Rabu, 07 Agustus 2024 - 12:45 WIB
loading...
3 Penyebab Israel Mudah...
Warga Iran melewati papan reklame yang menggambarkan Presiden Iran Masoud Pezeshkian (kanan) dan mendiang Pemimpin Hamas Ismail Haniyeh, di Lapangan Valiasr di Teheran, Iran, 5 Agustus 2024. Foto/EPA-EFE/ABEDIN TAHERKENAREH
A A A
TEHERAN - Pembunuhan Pemimpin Hamas Ismail Haniyeh menambah panjang jejak Israel yang mudah menyusup di Iran. Sebelum ini, agen-agen Tel Aviv sudah banyak membunuh tokoh-tokoh penting yang juga berada di Teheran.

Pada pernyataan setelah kematian Haniyeh, Hamas menyalahkan Israel atas insiden itu. Mereka menyebut gedung tempat Haniyeh menginap di Teheran telah diserang oleh agen Zionis.

Melihat ke belakang, ini bukan kali pertama Israel membunuh tokoh penting di Iran. Sebelumnya, mereka juga bertanggung jawab atas terbunuhnya beberapa sosok kunci program nuklir Iran hingga perwira Korp Garda Revolusi Iran (IRGC).

Lalu, apa sebenarnya yang membuat Israel dengan mudahnya menyusup ke Iran? Berikut ulasannya.

Penyebab Israel Mudah Menyusup di Iran

1. Memiliki Banyak Mata-mata di Iran


Pembunuhan bos Hamas Ismail Haniyeh di Iran menjadi pukulan memalukan bagi Teheran. Penyusupan intelijen dan penampakan kapasitas operasional Israel di dalam negara ini tampak semakin mengerdilkan kewibawaan Iran di mata musuh-musuhnya.
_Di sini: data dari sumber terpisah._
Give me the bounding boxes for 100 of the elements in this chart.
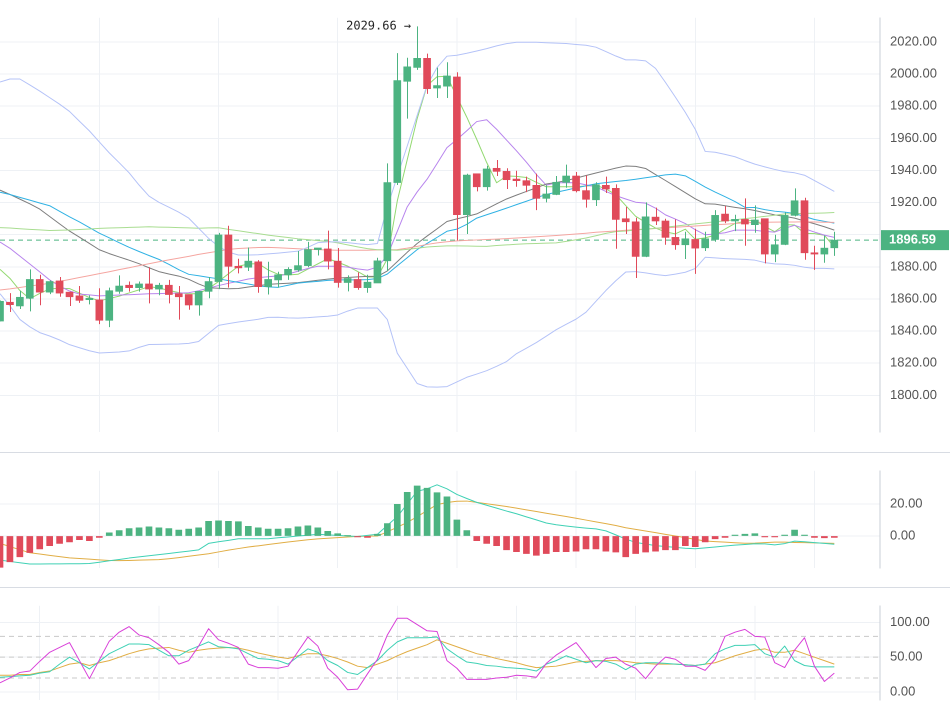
bar (702, 536, 709, 542)
candlestick (741, 198, 749, 246)
candlestick (56, 276, 64, 298)
bar (791, 530, 798, 536)
bar (6, 536, 14, 562)
candlestick (6, 292, 14, 313)
candlestick (403, 57, 412, 120)
candlestick (155, 282, 163, 296)
bar (16, 536, 24, 558)
bar (205, 521, 212, 536)
y-tick-label: 1820.00 (890, 354, 937, 370)
bar (542, 536, 550, 554)
bar (324, 531, 332, 536)
candlestick (672, 218, 680, 250)
candlestick (145, 266, 153, 304)
y-tick-label: 1800.00 (890, 386, 937, 402)
candlestick (472, 173, 481, 192)
y-tick-label: 2000.00 (890, 66, 937, 81)
bar (215, 520, 222, 536)
bar (463, 530, 470, 536)
candlestick (274, 271, 282, 288)
candlestick (582, 174, 590, 208)
bar (672, 536, 679, 550)
candlestick (364, 274, 372, 294)
bar (116, 530, 123, 536)
candlestick (443, 62, 451, 98)
bar (562, 536, 570, 552)
y-tick-label: 0.00 (890, 528, 916, 543)
bar (284, 528, 292, 536)
y-tick-label: 1880.00 (890, 258, 937, 274)
candlestick (354, 272, 362, 290)
bar (274, 528, 282, 536)
candlestick (244, 246, 252, 272)
bar (572, 536, 580, 552)
bar (692, 536, 699, 547)
candlestick (562, 164, 570, 188)
candlestick (135, 281, 143, 292)
candlestick (542, 184, 550, 203)
y-tick-label: 50.00 (890, 648, 923, 664)
ref-line-label: 1896.59 (889, 232, 936, 247)
candlestick (662, 218, 670, 246)
bar (126, 528, 132, 536)
candlestick (532, 173, 540, 211)
bar (235, 521, 242, 536)
bar (622, 536, 630, 558)
candlestick (652, 207, 660, 226)
bar (244, 526, 252, 536)
candlestick (344, 274, 352, 292)
bar (175, 530, 182, 536)
bar (632, 536, 639, 554)
candlestick (721, 206, 729, 224)
bar (414, 486, 420, 536)
y-tick-label: 1960.00 (890, 130, 937, 145)
candlestick (26, 268, 34, 312)
y-tick-label: 2020.00 (890, 33, 937, 48)
bar (56, 536, 63, 544)
candlestick (36, 274, 44, 306)
bar (752, 533, 758, 536)
candlestick (165, 279, 173, 304)
bar (26, 536, 34, 553)
candlestick (731, 214, 739, 232)
candlestick (572, 171, 580, 193)
candlestick (751, 204, 759, 234)
bar (444, 496, 450, 536)
bar (86, 536, 93, 541)
candlestick (790, 188, 798, 217)
bar (66, 536, 73, 542)
bar (434, 492, 440, 536)
y-tick-label: 1920.00 (890, 194, 937, 210)
bar (76, 536, 83, 540)
bar (602, 536, 610, 552)
bar (254, 527, 262, 536)
candlestick (174, 286, 183, 320)
candlestick (701, 231, 710, 252)
bar (513, 536, 520, 552)
candlestick (76, 286, 84, 304)
bar (712, 536, 718, 540)
candlestick (115, 274, 124, 294)
candlestick (284, 266, 292, 280)
bar (166, 528, 172, 536)
bar (523, 536, 530, 554)
bar (533, 536, 540, 556)
candlestick (810, 245, 818, 270)
bar (493, 536, 500, 546)
bar (454, 520, 460, 536)
bar (662, 536, 669, 550)
bar (582, 536, 590, 550)
candlestick (482, 165, 491, 192)
bar (225, 521, 232, 536)
candlestick (502, 168, 510, 190)
candlestick (184, 294, 193, 310)
bar (652, 536, 659, 552)
candlestick (125, 281, 133, 292)
y-tick-label: 1980.00 (890, 98, 937, 113)
candlestick (433, 67, 441, 98)
candlestick (413, 26, 421, 70)
bar (642, 536, 649, 552)
bar (384, 523, 391, 536)
bar (136, 527, 142, 536)
bar (612, 536, 620, 552)
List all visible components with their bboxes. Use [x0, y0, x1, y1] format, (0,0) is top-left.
Mengutip laman Iran International, Rabu (7/8/2024), Israel diduga telah melakukan puluhan serangan mematikan di dalam negara Iran sejak 2010.

Target mereka mencakup sabotase instalasi nuklir dan militer yang sensitif serta eksekusi terhadap individu terkait yang dianggap sebagai ancaman.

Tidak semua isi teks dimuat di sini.